Depending on what City Council decides at tomorrow’s meeting, citizens may get a chance to vote in November whether or not to allow the sale of alcoholic beverages in stores on Sundays. As an American and a strong believer in freedom and democracy, I support this vote. I wonder why some protest even having a vote.
I cannot think of a single good legal argument for banning the sale of alcohol on Sundays. If you consider alcohol sinful, you are free not to purchase or consume any no matter the day of the week. If it is not against your own morals, why should
you be bound by the morals of another regarding what is, on any other day of the week, legal?
Most people who oppose Sunday sales of alcohol are opposed for religious reasons. However, alcohol is not condemned in the Bible. It is celebrated, venerated and even a pivotal part of Holy Communion.

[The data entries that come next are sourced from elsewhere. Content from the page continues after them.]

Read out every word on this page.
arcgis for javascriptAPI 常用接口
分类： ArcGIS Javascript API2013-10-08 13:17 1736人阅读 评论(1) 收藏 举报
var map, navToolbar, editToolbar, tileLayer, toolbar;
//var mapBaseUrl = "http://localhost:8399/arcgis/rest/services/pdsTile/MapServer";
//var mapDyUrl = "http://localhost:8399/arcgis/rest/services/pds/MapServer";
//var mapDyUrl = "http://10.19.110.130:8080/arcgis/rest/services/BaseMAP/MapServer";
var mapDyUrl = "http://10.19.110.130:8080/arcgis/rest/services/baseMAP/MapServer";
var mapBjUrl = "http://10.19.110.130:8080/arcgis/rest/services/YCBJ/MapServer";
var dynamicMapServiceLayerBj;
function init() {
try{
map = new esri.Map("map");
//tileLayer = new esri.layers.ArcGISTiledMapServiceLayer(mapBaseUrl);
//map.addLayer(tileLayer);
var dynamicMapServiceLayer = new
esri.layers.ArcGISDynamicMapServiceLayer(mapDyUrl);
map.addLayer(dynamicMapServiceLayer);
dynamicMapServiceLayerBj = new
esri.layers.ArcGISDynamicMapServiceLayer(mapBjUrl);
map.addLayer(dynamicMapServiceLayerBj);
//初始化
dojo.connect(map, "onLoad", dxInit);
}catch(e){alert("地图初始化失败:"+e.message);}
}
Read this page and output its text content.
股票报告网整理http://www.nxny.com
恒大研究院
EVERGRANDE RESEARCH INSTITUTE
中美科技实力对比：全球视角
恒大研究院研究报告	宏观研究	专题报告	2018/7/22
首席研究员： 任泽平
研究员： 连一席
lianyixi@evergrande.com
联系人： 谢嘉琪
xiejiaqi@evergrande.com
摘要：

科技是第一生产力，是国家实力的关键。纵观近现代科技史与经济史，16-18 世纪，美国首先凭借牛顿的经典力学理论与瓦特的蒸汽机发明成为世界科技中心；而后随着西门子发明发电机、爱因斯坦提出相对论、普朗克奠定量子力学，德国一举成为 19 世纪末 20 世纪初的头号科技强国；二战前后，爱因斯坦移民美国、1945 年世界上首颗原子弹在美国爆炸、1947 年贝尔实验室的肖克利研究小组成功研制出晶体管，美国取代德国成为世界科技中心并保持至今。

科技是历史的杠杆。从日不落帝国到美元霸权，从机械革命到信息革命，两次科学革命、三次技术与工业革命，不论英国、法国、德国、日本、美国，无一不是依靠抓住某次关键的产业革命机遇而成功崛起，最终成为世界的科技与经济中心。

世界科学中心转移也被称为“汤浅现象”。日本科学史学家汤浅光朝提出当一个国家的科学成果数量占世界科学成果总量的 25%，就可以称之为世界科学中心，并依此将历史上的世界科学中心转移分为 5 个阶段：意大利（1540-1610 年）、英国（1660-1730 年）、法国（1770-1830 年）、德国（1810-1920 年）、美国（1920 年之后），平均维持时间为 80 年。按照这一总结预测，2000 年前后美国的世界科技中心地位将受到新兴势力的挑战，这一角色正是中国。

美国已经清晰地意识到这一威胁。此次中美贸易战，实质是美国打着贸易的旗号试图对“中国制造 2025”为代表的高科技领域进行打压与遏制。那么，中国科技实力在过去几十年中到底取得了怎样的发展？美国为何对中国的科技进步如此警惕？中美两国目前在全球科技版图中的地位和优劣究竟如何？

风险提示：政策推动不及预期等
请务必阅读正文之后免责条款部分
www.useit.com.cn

Some point out that alcohol can lead to drunkenness, which is condemned in Scripture. While this is true, we already have laws to deal with drunkenness and they work well.
We have banned the sale of alcohol on Sundays for decades, yet alcohol abuse continues. It is clear that the ban on Sunday sales neither prevents these unfortunate choices, nor decreases destructive drunkenness.
If we outlawed everything that constitutes a sin according to the Bible, where would the temptation be? What is moral behavior worth if enforced via threat of incarceration? Is it not better for the religious man to be tempted and to resist because of his faith, rather than to resist out of fear of legal penalty? And what of the morals of those of other faiths in our community, or those who have none? We should no more be legally subject to a Christian minister’s idea of moral behavior than we should to a Jewish rabbi’s or a Muslim imam’s.
I created a petition yesterday and already have close to 100 signatures. I plan to present these signatures tomorrow at the City Counsel meeting. I invite anyone interested in the issue to attend.